Snapshot first published by VODzilla.co
“I want Angela!”, declares free-spirited, successful model Madeline (Chantal Contouri) as she strides into the hair salon where the 20-year-old ingenue (played by Sigrid Thornton) works. This scene follows immediately upon the prologue to Simon Wincer’s Snapshot, in which Madeline arrived at a building at night, screaming desperately for Angela, while firemen inside find a body still ablaze in a room literally wallpapered with images of Angela topless in the sea. If, over the film’s opening credits, we see police coroners snapping forensic photographs of the corpse’s charred remains, there are plenty of others who have sought to capture Angela’s fleeting, fugitive image – and who, like Madeline, have wanted Angela for themselves. As a frozen still of Angela running in a Melbourne street resolves into a moving image of the flesh-and-blood person, breathless and late for work, a picture begins to develop of the young innocent’s last weeks before the fire.
Angela is always on the run, saving up to move overseas so that she can escape a loveless home life with her disapproving mother (Julia Blake) and a dead-end relationship with her older, creepily clinging boyfriend Darryl (Vincent Gil) – whose ice cream truck was seen leaving the scene of the fire. So her friend Madeline does not have to try too hard to persuade her to move into a more lucrative career in modelling, and soon Angela has burnt her bridges, left home to move into the bohemian open house of photographer Linsey (Hugh Keays-Byrne), and is angling for work with both Madeline’s older producer husband Elmer (Robert Bruning) and a wealthy solicitor (Peter Stratford). Yet even as her past keeps stalking her, Angela’s new, supposedly more liberated environment proves just as predatory.
Everett De Roche had already penned the screenplays for Patrick (1978) and Long Weekend (1978), and would go on to write Wincer’s only other feature Harlequin (1980) as well as Road Games (1981), Razorback (1984) and Fortress (1985). So his screenwriting credit on Snapshot, working (for the only time) with his brother Chris, is a badge of quality Ozploitation. American distributors seemed less sure how to market the film, first renaming it The Day After Halloween to cash in on the recent success of John Carpenter’s 1978 slasher (to which it bore no relation whatsoever), and finally settling on the title One More Minute for its US video release.

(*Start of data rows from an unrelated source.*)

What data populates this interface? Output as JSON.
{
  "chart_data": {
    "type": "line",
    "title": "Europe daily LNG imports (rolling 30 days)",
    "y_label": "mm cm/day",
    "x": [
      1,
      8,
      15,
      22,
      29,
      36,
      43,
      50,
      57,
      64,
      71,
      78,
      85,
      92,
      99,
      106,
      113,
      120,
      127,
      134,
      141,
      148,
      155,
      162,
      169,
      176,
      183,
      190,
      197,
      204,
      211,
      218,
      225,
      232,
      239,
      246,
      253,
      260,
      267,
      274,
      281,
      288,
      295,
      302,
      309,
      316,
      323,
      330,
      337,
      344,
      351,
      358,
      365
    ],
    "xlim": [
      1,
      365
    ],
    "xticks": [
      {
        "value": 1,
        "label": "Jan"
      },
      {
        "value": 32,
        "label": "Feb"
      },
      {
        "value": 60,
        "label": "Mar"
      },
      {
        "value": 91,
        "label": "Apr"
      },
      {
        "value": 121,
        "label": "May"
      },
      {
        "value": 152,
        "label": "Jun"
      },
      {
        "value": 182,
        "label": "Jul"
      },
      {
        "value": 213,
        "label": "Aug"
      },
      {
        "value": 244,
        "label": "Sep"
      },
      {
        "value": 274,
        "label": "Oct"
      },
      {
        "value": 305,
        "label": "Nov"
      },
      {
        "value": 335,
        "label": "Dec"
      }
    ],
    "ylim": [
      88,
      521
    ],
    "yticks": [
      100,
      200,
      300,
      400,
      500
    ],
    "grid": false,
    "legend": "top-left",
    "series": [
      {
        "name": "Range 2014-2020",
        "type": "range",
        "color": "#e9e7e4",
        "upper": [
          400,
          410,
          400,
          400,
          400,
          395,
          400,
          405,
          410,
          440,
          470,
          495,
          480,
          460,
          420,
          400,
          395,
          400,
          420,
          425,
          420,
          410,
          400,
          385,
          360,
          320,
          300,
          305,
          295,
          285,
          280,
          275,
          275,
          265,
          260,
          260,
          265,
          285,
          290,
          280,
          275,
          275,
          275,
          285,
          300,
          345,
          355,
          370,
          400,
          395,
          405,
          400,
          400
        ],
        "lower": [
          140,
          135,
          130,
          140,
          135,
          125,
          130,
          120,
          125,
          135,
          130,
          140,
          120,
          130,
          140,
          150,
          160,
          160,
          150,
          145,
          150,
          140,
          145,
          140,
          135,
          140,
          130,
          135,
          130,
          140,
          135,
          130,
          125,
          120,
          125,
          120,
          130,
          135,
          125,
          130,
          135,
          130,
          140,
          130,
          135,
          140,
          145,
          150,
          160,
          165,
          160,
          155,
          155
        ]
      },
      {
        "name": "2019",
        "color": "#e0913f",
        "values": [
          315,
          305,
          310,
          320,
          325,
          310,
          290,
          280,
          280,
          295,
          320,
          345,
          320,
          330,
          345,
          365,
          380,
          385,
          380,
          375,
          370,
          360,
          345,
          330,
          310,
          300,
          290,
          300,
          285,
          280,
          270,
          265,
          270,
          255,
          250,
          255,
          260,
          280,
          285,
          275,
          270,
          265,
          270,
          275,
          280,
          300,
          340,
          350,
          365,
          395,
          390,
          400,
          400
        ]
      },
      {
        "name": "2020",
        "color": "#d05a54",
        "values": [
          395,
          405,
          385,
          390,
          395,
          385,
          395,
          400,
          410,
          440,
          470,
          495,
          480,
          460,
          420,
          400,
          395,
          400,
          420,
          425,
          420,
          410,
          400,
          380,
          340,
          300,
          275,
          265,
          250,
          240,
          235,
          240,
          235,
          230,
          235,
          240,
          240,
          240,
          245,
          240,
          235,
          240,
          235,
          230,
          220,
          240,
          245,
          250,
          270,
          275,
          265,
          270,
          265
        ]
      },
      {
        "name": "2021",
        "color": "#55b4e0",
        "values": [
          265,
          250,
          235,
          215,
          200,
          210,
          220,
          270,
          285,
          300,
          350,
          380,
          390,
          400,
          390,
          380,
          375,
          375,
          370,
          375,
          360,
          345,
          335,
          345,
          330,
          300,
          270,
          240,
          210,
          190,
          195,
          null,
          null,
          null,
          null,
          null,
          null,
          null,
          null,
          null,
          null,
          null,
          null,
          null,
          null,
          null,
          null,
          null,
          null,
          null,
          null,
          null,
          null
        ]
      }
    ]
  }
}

Its original title, however, is also the most apt: for the film offers a snapshot of a young woman whose life is constrained by the images that others take of her, reducing her to her looks and sexuality, with both as commodifiable as they are open to exploitation and abuse. Caught between a highly limited existence of suburban drudgery under the thumb of her mother and future husband, and the more open lifestyle of artistic freedom and flouting of convention that Linsey embodies, Angela struggles to find a way out of the closing trap of patriarchy, and risks getting burnt by her own simple yet impossible aspirations. Snapshot is mostly a slice-of-life melodrama, but its fiery opening – which is also more or less the final scene – sends the faint whiff of scorched flesh wafting over everything else, promising the film’s (eventually delivered) status as both thriller and time-reversed whodunnit.
Summary: Simon Wincer’s Ozploitationer is a feminist melodrama ever tinged with the faint odour of burning flesh.